Lessons Learned: I don't have to depend on some major label discovering me and finding some way to make me appealing, because even if I do get signed to one they aren't actually going to protect their investments. Also, I don't have to be a skinny, blonde dancer who can't sing. There can be another way.
2) Ingrid Michaelson. I've known Ingrid for years. Well, let me rephrase. We went to the same college and were in shows and theater companies and social circles together. I first met her because she lived on the same floor as a guy I was dating when I was a senior in high school. I think very highly of her as a person and as an artist. Then, a few years after college, she just plain blew up. See, she put up a myspace with her music. The right people heard it, and the next thing she knew her songs were being played on Grey's Anatomy and Old Navy commercials (at least that's how the Wall Street Journal reported things). Whoa. That was a huge wake up call for me. Ingrid didn't wait to be discovered. She produced her own CD, put it out there for the world, and the world responded.
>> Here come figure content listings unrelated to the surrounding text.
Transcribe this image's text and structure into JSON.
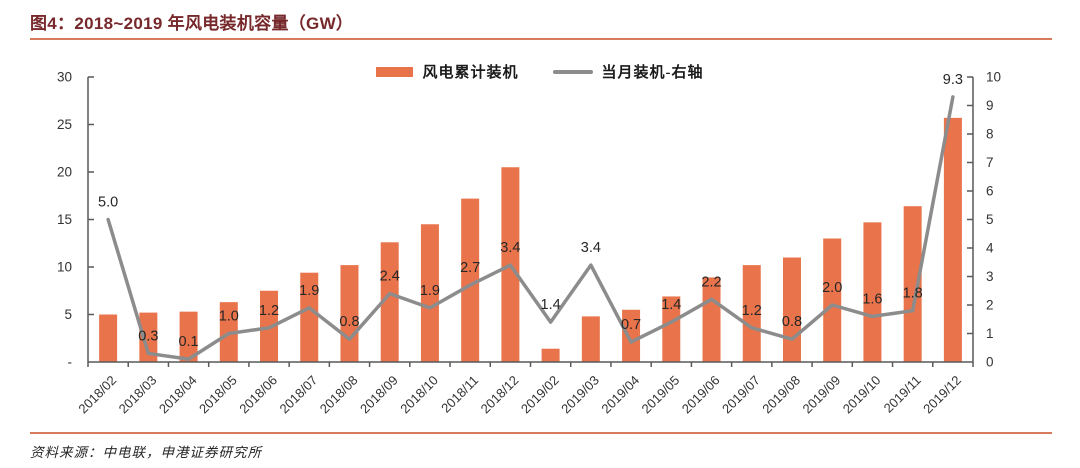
{
  "figure": {
    "label": "图4：",
    "title": "2018~2019 年风电装机容量（GW）",
    "source_label": "资料来源：",
    "source_text": "中电联，申港证券研究所"
  },
  "colors": {
    "bar": "#e9744b",
    "line": "#8c8c8c",
    "title_text": "#76282a",
    "divider": "#d87b5a",
    "axis_line": "#595959",
    "axis_text": "#333333",
    "data_label_text": "#262626"
  },
  "chart_data": {
    "type": "bar",
    "subtype": "combo-bar-line-dual-axis",
    "title": "2018~2019 年风电装机容量（GW）",
    "grid": false,
    "legend_position": "top-center",
    "categories": [
      "2018/02",
      "2018/03",
      "2018/04",
      "2018/05",
      "2018/06",
      "2018/07",
      "2018/08",
      "2018/09",
      "2018/10",
      "2018/11",
      "2018/12",
      "2019/02",
      "2019/03",
      "2019/04",
      "2019/05",
      "2019/06",
      "2019/07",
      "2019/08",
      "2019/09",
      "2019/10",
      "2019/11",
      "2019/12"
    ],
    "series": [
      {
        "name": "风电累计装机",
        "type": "bar",
        "axis": "left",
        "values": [
          5.0,
          5.2,
          5.3,
          6.3,
          7.5,
          9.4,
          10.2,
          12.6,
          14.5,
          17.2,
          20.5,
          1.4,
          4.8,
          5.5,
          6.9,
          8.9,
          10.2,
          11.0,
          13.0,
          14.7,
          16.4,
          25.7
        ]
      },
      {
        "name": "当月装机-右轴",
        "type": "line",
        "axis": "right",
        "values": [
          5.0,
          0.3,
          0.1,
          1.0,
          1.2,
          1.9,
          0.8,
          2.4,
          1.9,
          2.7,
          3.4,
          1.4,
          3.4,
          0.7,
          1.4,
          2.2,
          1.2,
          0.8,
          2.0,
          1.6,
          1.8,
          9.3
        ],
        "point_labels": [
          "5.0",
          "0.3",
          "0.1",
          "1.0",
          "1.2",
          "1.9",
          "0.8",
          "2.4",
          "1.9",
          "2.7",
          "3.4",
          "1.4",
          "3.4",
          "0.7",
          "1.4",
          "2.2",
          "1.2",
          "0.8",
          "2.0",
          "1.6",
          "1.8",
          "9.3"
        ]
      }
    ],
    "left_axis": {
      "min": 0,
      "max": 30,
      "tick_step": 5,
      "tick_labels": [
        "-",
        "5",
        "10",
        "15",
        "20",
        "25",
        "30"
      ]
    },
    "right_axis": {
      "min": 0,
      "max": 10,
      "tick_step": 1,
      "tick_labels": [
        "0",
        "1",
        "2",
        "3",
        "4",
        "5",
        "6",
        "7",
        "8",
        "9",
        "10"
      ]
    }
  }
}
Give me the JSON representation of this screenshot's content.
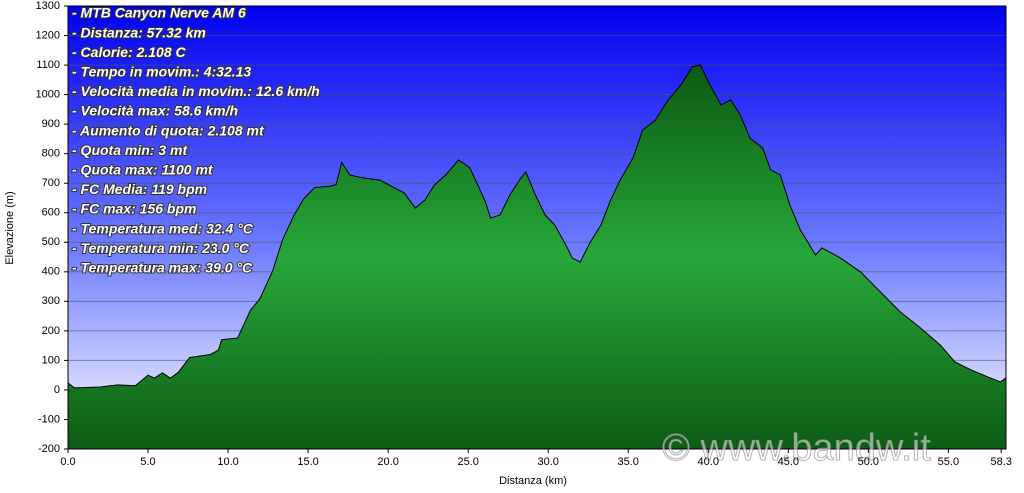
{
  "chart_data": {
    "type": "area",
    "xlabel": "Distanza   (km)",
    "ylabel": "Elevazione (m)",
    "annotations": [
      "- MTB Canyon Nerve AM 6",
      "- Distanza: 57.32 km",
      "- Calorie: 2.108 C",
      "- Tempo in movim.: 4:32.13",
      "- Velocità media in movim.: 12.6 km/h",
      "- Velocità max: 58.6 km/h",
      "- Aumento di quota: 2.108 mt",
      "- Quota min: 3 mt",
      "- Quota max: 1100 mt",
      "- FC Media: 119 bpm",
      "- FC max: 156 bpm",
      "- Temperatura med: 32.4 °C",
      "- Temperatura min: 23.0 °C",
      "- Temperatura max: 39.0 °C"
    ],
    "watermark": "© www.bandw.it",
    "x": [
      0,
      0.4,
      2,
      3.1,
      4.2,
      5,
      5.4,
      5.9,
      6.4,
      6.9,
      7.6,
      8.9,
      9.4,
      9.6,
      10.6,
      11.4,
      12,
      12.8,
      13.4,
      14.1,
      14.7,
      15.4,
      16.4,
      16.75,
      17.1,
      17.6,
      18.4,
      19.5,
      20.2,
      21,
      21.7,
      22.3,
      22.9,
      23.6,
      24.4,
      25.1,
      25.6,
      26.1,
      26.4,
      27,
      27.6,
      28.3,
      28.6,
      29.2,
      29.8,
      30.4,
      31.1,
      31.5,
      32,
      32.6,
      33.3,
      33.9,
      34.5,
      35.3,
      35.9,
      36.7,
      37.5,
      38.3,
      39,
      39.5,
      40.1,
      40.8,
      41.4,
      42,
      42.6,
      43.4,
      43.9,
      44.5,
      45.1,
      45.75,
      46.7,
      47.1,
      48.25,
      49.5,
      50.75,
      52,
      53.25,
      54.5,
      55.4,
      56.4,
      57.6,
      58.25,
      58.6
    ],
    "series": [
      {
        "color": "#1a9a2a",
        "values": [
          24,
          7,
          10,
          17,
          14,
          50,
          40,
          58,
          40,
          60,
          110,
          120,
          135,
          170,
          176,
          270,
          310,
          405,
          508,
          590,
          645,
          685,
          690,
          695,
          770,
          728,
          718,
          710,
          690,
          667,
          616,
          643,
          694,
          728,
          779,
          752,
          694,
          633,
          582,
          593,
          660,
          718,
          738,
          660,
          593,
          559,
          491,
          447,
          433,
          498,
          559,
          643,
          711,
          786,
          880,
          914,
          982,
          1033,
          1094,
          1100,
          1033,
          965,
          982,
          931,
          853,
          819,
          745,
          728,
          626,
          542,
          457,
          481,
          447,
          400,
          332,
          264,
          210,
          152,
          95,
          68,
          41,
          27,
          41
        ]
      }
    ],
    "xlim": [
      0,
      58.6
    ],
    "xticks": [
      {
        "value": 0,
        "label": "0.0"
      },
      {
        "value": 5,
        "label": "5.0"
      },
      {
        "value": 10,
        "label": "10.0"
      },
      {
        "value": 15,
        "label": "15.0"
      },
      {
        "value": 20,
        "label": "20.0"
      },
      {
        "value": 25,
        "label": "25.0"
      },
      {
        "value": 30,
        "label": "30.0"
      },
      {
        "value": 35,
        "label": "35.0"
      },
      {
        "value": 40,
        "label": "40.0"
      },
      {
        "value": 45,
        "label": "45.0"
      },
      {
        "value": 50,
        "label": "50.0"
      },
      {
        "value": 55,
        "label": "55.0"
      },
      {
        "value": 58.3,
        "label": "58.3"
      }
    ],
    "ylim": [
      -200,
      1300
    ],
    "yticks": [
      -200,
      -100,
      0,
      100,
      200,
      300,
      400,
      500,
      600,
      700,
      800,
      900,
      1000,
      1100,
      1200,
      1300
    ],
    "grid": true
  }
}
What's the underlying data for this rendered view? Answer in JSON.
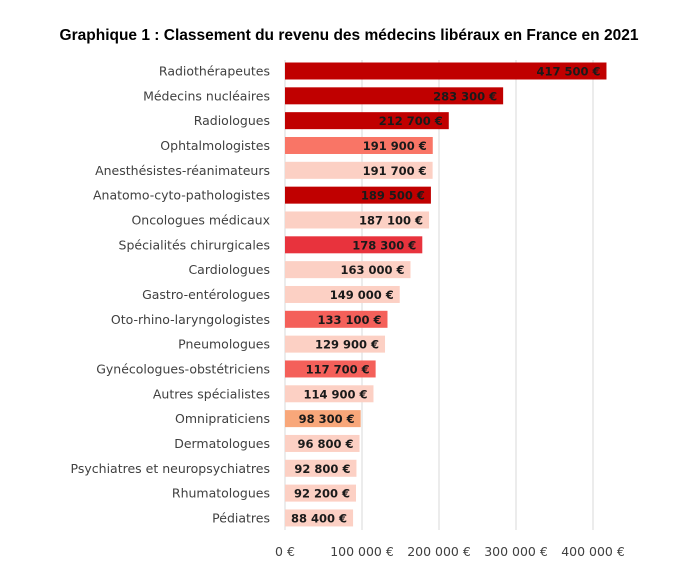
{
  "chart_data": {
    "type": "bar",
    "orientation": "horizontal",
    "title": "Graphique 1 : Classement du revenu des médecins libéraux en France en 2021",
    "categories": [
      "Radiothérapeutes",
      "Médecins nucléaires",
      "Radiologues",
      "Ophtalmologistes",
      "Anesthésistes-réanimateurs",
      "Anatomo-cyto-pathologistes",
      "Oncologues médicaux",
      "Spécialités chirurgicales",
      "Cardiologues",
      "Gastro-entérologues",
      "Oto-rhino-laryngologistes",
      "Pneumologues",
      "Gynécologues-obstétriciens",
      "Autres spécialistes",
      "Omnipraticiens",
      "Dermatologues",
      "Psychiatres et neuropsychiatres",
      "Rhumatologues",
      "Pédiatres"
    ],
    "values": [
      417500,
      283300,
      212700,
      191900,
      191700,
      189500,
      187100,
      178300,
      163000,
      149000,
      133100,
      129900,
      117700,
      114900,
      98300,
      96800,
      92800,
      92200,
      88400
    ],
    "value_labels": [
      "417 500 €",
      "283 300 €",
      "212 700 €",
      "191 900 €",
      "191 700 €",
      "189 500 €",
      "187 100 €",
      "178 300 €",
      "163 000 €",
      "149 000 €",
      "133 100 €",
      "129 900 €",
      "117 700 €",
      "114 900 €",
      "98 300 €",
      "96 800 €",
      "92 800 €",
      "92 200 €",
      "88 400 €"
    ],
    "bar_colors": [
      "#c00000",
      "#c00000",
      "#c00000",
      "#f97566",
      "#fcd0c4",
      "#c00000",
      "#fcd0c4",
      "#e8333d",
      "#fcd0c4",
      "#fcd0c4",
      "#f4605a",
      "#fcd0c4",
      "#f4605a",
      "#fcd0c4",
      "#f8a77a",
      "#fcd0c4",
      "#fcd0c4",
      "#fcd0c4",
      "#fcd0c4"
    ],
    "xlim": [
      0,
      450000
    ],
    "xticks": [
      0,
      100000,
      200000,
      300000,
      400000
    ],
    "xtick_labels": [
      "0 €",
      "100 000 €",
      "200 000 €",
      "300 000 €",
      "400 000 €"
    ],
    "grid": true,
    "legend": "none"
  }
}
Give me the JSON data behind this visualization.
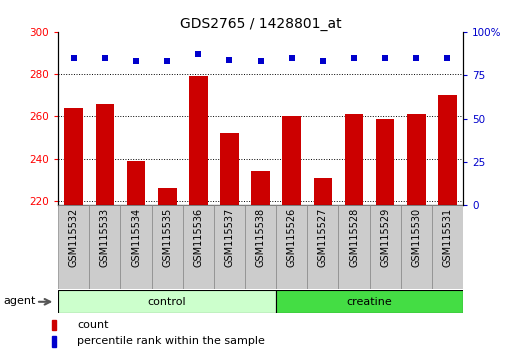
{
  "title": "GDS2765 / 1428801_at",
  "categories": [
    "GSM115532",
    "GSM115533",
    "GSM115534",
    "GSM115535",
    "GSM115536",
    "GSM115537",
    "GSM115538",
    "GSM115526",
    "GSM115527",
    "GSM115528",
    "GSM115529",
    "GSM115530",
    "GSM115531"
  ],
  "count_values": [
    264,
    266,
    239,
    226,
    279,
    252,
    234,
    260,
    231,
    261,
    259,
    261,
    270
  ],
  "percentile_values": [
    85,
    85,
    83,
    83,
    87,
    84,
    83,
    85,
    83,
    85,
    85,
    85,
    85
  ],
  "control_count": 7,
  "creatine_count": 6,
  "bar_color": "#CC0000",
  "dot_color": "#0000CC",
  "control_color": "#CCFFCC",
  "creatine_color": "#44DD44",
  "tick_label_bg": "#CCCCCC",
  "ylim_left": [
    218,
    300
  ],
  "ylim_right": [
    0,
    100
  ],
  "yticks_left": [
    220,
    240,
    260,
    280,
    300
  ],
  "yticks_right": [
    0,
    25,
    50,
    75,
    100
  ],
  "agent_label": "agent",
  "legend_count_label": "count",
  "legend_percentile_label": "percentile rank within the sample",
  "bar_width": 0.6,
  "title_fontsize": 10,
  "tick_fontsize": 7.5,
  "label_fontsize": 7,
  "group_fontsize": 8
}
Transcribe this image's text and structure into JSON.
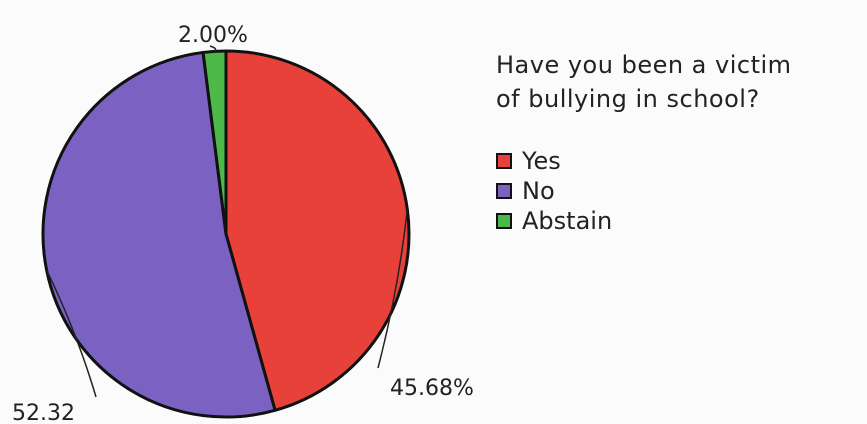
{
  "chart_data": {
    "type": "pie",
    "title_lines": [
      "Have you been a victim",
      "of bullying in school?"
    ],
    "slices": [
      {
        "name": "Yes",
        "value": 45.68,
        "label": "45.68%",
        "color": "#e8413a"
      },
      {
        "name": "No",
        "value": 52.32,
        "label": "52.32",
        "color": "#7b62c2"
      },
      {
        "name": "Abstain",
        "value": 2.0,
        "label": "2.00%",
        "color": "#4db948"
      }
    ],
    "legend_position": "right"
  }
}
Lessons Learned: The internet is a powerful tool. It is possible to do this without any kind of label backing whatsoever now.
These lessons in the power of the Internet and Social Networking gave me the courage I needed to start pursuing Singing as a career in the first place. So I have a Myspace, I created a Facebook FanPage as soon as anyone was allowed to, and I have profiles all over the freaking net. You don't have to ask me twice.
This week's lessons are geared mostly towards Musicians who are afraid of using the Net to market themselves, and I did a lot of the "make your brand match all over the net" last week, but I still was able to glean a few very valuable ideas from the chapter.
So that's that. Next week is all about blogging.
UPDATES for this go around: This week was harder to implement into my longterm routine than I could've ever expected. I've tried adding an RSS reader to my phone, I've tried loads of things, and yet since making my internet browsing an assignment, I cannot get myself to keep up with it. I'm a tad ashamed. But we shall persevere and keep trying. Tumblr still remains a total mystery to me.